The list of shooting guards on the open market is small, and the amount of unrestricted two guards makes that list even smaller. But unrestricted two who can score with ease anywhere on the floor? Well, that may only describe Will Barton.
Barton is hitting unrestricted free agency at a time many teams don’t have spending money, but that shouldn’t stop the 27-year-old guard from attracting several interested suitors. The Mavericks will likely take a look at the six-year veteran and find the team doesn’t quite have a player like him.
Barton was drafted by the Portland Trail Blazers in the 2012 draft but was traded at the February 2015 deadline to the Nuggets in a transaction headlined by Portland acquiring Aaron Afflalo. Barton has posted career averages of 10 points, four rebounds and two assists in 23 minutes per game. He’s a lifetime 43 percent shooter from the field, including 34 percent from deep.
However, he took major strides in the 2015-16 season (his first full season in Denver) eventually breaking out in the 2017-18 season. In 33 minutes per game, Barton scored 15.7 points, grabbed five rebounds and tallied four assists while shooting 37 percent from three. The 6 feet 6 inch perimeter threat played in 81 games for the Nuggets last season, starting in 40 of them. He set career-high per-game averages in minutes, points, assists, and three-point percentage. He provided the Nuggets with much needed versatility, playing positions one through three as the team dealt with injuries.
Barton’s biggest strength is scoring. He’s a threat from anywhere on the court and can drop 20-plus points at a moment’s notice. Not only can he create his own shot, but he’s also a good off-ball player canning threes, moving off screens or cutting. His biggest scoring contributions came after the all-star break where he scored 18 points per game, second only to Nikola Jokic. Even further, Barton poured in 21 points per night in the month of April while the Nuggets fought tooth and nail for a playoff berth.
Barton is also an underrated playmaker. He posted a career high 18.5 assist percentage, and his four assists per game were second most on the Nuggets behind Jokic’s 6.1. Four assists per contest would have exceeded any shooting guard or wing on the Mavericks’ roster.
Overall, Barton’s offensive repertoire is extensive. He can space the floor, create his own shot, operate out of the pick and roll and finish in traffic. He’s not elite by any means, but he can impact the offense in a variety of ways.

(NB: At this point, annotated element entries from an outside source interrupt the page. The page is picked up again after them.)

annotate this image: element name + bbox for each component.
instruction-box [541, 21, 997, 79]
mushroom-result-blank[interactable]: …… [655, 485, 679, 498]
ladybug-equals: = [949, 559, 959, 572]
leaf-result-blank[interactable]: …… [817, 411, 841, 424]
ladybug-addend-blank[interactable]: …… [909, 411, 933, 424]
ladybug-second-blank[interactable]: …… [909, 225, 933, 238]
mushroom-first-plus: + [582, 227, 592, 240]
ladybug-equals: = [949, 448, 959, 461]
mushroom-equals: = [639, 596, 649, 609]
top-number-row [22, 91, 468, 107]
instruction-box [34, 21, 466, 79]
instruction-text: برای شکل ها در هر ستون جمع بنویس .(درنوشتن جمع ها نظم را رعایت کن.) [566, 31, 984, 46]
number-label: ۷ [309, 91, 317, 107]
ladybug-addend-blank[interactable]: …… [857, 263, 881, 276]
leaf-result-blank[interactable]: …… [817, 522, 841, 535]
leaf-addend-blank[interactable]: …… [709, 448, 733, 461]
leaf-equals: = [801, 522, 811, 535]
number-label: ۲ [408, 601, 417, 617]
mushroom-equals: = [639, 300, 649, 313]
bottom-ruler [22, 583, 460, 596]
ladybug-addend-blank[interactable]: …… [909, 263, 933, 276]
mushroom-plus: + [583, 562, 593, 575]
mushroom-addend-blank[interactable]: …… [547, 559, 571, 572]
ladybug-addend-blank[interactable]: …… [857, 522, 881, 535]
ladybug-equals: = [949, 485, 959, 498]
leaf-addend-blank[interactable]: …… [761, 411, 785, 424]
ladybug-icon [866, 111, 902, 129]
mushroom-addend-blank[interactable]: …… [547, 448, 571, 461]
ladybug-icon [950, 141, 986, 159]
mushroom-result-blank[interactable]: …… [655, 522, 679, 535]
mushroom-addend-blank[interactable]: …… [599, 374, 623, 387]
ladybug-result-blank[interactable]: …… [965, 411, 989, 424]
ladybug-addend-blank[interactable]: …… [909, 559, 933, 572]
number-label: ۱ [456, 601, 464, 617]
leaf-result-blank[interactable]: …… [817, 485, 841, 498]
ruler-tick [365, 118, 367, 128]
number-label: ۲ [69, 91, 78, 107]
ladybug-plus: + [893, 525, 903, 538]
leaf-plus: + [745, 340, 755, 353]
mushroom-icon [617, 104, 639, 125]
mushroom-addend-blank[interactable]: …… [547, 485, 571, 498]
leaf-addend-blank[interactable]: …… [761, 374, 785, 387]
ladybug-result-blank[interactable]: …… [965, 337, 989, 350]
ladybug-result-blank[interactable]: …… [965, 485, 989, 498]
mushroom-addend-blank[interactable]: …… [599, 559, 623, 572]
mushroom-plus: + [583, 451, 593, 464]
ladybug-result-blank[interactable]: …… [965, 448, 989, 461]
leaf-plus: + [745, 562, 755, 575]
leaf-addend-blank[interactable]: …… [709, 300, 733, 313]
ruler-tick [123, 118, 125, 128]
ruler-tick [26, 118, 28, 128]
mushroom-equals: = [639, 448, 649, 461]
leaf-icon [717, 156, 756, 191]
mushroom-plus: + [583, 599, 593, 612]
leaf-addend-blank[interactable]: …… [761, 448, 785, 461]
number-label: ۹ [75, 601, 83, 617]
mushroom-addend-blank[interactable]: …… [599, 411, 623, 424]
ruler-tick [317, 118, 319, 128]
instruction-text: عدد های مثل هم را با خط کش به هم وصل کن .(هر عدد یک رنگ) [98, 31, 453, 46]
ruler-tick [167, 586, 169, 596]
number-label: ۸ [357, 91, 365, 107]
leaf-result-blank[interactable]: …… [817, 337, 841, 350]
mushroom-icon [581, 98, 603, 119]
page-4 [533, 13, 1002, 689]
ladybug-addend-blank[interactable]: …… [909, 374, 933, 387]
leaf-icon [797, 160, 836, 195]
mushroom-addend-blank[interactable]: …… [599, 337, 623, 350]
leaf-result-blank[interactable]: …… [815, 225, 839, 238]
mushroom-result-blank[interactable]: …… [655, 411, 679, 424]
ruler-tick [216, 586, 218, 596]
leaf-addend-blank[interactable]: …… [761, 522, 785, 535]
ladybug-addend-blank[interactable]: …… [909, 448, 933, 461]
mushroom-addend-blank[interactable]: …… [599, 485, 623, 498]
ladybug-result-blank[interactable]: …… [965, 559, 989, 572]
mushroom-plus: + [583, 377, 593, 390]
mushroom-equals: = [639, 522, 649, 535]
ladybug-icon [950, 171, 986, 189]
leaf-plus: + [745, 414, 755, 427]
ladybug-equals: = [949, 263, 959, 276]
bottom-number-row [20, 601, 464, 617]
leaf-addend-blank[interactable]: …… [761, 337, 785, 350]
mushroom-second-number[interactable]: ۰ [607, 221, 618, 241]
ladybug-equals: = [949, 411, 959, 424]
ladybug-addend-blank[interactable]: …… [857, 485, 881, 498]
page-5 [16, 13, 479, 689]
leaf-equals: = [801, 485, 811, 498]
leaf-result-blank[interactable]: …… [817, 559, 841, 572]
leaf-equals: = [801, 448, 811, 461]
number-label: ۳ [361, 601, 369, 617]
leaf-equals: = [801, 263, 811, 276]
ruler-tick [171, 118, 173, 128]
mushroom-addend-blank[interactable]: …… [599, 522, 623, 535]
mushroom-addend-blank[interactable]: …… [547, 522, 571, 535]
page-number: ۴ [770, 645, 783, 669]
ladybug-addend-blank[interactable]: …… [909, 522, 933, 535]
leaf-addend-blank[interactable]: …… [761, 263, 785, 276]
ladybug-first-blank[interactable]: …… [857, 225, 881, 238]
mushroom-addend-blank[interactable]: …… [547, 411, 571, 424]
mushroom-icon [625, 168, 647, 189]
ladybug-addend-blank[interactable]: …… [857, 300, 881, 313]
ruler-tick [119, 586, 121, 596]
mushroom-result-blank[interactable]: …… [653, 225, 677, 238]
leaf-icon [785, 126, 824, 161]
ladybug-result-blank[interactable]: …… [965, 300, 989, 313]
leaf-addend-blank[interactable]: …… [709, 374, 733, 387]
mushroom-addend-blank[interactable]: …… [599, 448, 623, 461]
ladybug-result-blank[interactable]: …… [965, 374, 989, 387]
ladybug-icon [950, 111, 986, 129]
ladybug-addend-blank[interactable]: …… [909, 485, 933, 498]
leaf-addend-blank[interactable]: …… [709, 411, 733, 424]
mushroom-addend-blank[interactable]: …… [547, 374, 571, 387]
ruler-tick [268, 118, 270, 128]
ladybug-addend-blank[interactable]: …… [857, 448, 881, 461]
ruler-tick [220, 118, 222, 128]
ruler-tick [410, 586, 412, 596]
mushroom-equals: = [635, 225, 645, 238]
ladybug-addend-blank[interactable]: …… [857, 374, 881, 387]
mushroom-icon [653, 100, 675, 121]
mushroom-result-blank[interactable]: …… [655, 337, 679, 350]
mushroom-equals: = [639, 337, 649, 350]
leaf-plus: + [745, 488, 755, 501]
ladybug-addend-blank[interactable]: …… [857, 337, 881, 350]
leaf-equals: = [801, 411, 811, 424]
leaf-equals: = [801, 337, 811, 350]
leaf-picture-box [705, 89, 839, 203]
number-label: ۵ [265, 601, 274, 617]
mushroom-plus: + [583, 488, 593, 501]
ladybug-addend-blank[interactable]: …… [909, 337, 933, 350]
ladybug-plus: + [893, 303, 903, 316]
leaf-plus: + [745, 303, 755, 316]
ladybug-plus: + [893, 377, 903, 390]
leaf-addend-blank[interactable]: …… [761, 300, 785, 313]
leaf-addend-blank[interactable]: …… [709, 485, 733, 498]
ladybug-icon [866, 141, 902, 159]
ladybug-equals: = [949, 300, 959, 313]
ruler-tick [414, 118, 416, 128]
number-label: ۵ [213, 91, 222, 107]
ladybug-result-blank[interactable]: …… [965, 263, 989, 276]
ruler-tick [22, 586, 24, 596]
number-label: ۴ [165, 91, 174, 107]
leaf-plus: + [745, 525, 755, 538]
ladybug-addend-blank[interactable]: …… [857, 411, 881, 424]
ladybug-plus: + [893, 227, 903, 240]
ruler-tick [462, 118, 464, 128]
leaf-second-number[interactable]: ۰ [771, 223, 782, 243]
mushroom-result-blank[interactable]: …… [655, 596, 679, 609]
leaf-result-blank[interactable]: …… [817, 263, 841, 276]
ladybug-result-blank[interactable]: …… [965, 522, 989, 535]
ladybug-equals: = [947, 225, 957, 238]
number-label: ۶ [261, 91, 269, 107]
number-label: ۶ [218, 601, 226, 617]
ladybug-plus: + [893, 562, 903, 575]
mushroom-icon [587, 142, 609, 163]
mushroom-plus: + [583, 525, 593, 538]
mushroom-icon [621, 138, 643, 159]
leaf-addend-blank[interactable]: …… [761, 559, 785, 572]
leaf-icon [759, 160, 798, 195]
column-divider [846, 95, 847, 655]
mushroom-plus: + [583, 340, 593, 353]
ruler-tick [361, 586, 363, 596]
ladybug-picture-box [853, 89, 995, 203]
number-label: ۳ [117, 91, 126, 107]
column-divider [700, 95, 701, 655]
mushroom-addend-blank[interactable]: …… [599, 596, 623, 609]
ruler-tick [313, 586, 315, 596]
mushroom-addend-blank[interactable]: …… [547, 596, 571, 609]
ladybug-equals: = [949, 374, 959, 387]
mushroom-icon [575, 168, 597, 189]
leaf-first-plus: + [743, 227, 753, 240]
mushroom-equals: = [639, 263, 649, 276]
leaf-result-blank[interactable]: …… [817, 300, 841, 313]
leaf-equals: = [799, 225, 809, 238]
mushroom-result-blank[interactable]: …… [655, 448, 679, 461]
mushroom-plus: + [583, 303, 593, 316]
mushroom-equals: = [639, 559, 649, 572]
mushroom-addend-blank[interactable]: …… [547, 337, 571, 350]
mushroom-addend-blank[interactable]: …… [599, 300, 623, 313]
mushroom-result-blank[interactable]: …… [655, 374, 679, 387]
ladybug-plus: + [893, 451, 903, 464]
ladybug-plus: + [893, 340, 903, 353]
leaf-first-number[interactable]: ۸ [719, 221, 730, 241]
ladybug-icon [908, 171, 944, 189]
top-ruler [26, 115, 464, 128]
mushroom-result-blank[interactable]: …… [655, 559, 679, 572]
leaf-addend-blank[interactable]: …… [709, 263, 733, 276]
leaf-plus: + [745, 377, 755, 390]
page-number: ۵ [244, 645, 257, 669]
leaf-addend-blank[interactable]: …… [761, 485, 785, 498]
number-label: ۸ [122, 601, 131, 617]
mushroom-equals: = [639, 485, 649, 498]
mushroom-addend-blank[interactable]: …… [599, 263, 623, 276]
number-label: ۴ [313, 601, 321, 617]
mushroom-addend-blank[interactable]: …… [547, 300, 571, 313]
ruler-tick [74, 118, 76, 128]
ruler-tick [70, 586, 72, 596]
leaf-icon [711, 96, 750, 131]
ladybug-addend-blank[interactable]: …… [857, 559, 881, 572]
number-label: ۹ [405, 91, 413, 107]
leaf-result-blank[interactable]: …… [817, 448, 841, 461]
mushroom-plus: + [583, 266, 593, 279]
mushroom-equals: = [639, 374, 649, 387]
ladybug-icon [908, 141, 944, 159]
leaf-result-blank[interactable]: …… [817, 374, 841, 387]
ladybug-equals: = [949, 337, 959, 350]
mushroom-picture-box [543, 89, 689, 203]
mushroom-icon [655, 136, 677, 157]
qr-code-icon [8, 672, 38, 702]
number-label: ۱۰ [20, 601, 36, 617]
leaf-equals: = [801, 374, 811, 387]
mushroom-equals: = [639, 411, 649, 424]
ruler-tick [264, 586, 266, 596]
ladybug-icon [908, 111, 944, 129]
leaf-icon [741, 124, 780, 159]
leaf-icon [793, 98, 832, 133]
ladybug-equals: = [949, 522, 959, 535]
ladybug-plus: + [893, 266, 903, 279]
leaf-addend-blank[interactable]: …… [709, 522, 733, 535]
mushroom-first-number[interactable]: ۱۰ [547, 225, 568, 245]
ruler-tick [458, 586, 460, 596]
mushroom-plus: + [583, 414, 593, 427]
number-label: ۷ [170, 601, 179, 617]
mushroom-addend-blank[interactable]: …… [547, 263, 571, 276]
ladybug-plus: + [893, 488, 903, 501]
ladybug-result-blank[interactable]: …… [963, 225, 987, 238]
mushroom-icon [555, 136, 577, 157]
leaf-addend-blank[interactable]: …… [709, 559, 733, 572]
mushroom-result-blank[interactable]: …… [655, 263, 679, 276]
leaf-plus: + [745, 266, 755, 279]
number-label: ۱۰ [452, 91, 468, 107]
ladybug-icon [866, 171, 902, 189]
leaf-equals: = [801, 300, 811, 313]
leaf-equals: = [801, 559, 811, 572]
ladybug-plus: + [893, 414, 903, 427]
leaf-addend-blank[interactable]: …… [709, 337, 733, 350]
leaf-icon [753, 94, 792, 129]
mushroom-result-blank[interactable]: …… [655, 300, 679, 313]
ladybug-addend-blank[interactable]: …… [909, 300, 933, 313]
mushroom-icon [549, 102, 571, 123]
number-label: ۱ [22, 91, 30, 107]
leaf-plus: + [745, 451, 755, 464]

Like many players known for filling it up on the scoring end, one of Barton’s weaknesses is being a gunner. When the shots are falling, he’s a spark plug off the bench providing a scoring punch, but when the well runs dry, he can be a ball-stopping, inefficient chucker. The unpredictability can be a roller coaster which can drive coaches up the wall. Part of this stems from Barton’s inability to get to the free throw line. Last season he averaged 2.8 free throw attempts per game and a .220 free throw rate. For perspective Harrison Barnes’ free throw rate settled in at .259.
As the NBA seems to play smaller and smaller as time passes by, Barton’s slight frame could complicate his defensive versatility. He possesses good size, but he’s not particularly strong enough to defend in the post.
Fit with the Mavericks
On the court, Barton is a good fit in Dallas. Wesley Matthews is the only shooting guard under contract for the 2018-19 season, and it’s anyone’s guess what the front office will do when his contract expires after this upcoming season. Aside from that, the Mavericks sorely need players with Barton’s height and offensive prowess.
Here’s the question about Barton’s fit: is he worth it? He reportedly turned down a four-year, $42 million extension with the Nuggets in October wanting to bet on himself, which clearly worked purely from a basketball standpoint. He also wants to be a starter. The problem is the market is dry, and few teams have cap space. Could the Mavericks get a player coming off a career year on a discount? Possibly. But Barton will be 28 by seasons end, and one can argue he won’t drastically improve off his 2017-18 season.
The front office should ask if Barton and a more expensive multi-year contract is more valuable than, say, a Seth Curry who would be much cheaper. Curry’s on-court production likely wouldn’t match Barton’s, but the financial flexibility the Mavericks could retain coupled with Curry’s contributions on the court might match or exceed the Barton experience. It’s purely speculation but something that needs to be discussed when considering Barton’s fit with the Mavericks as every free agency decision needs to be viewed in the long term.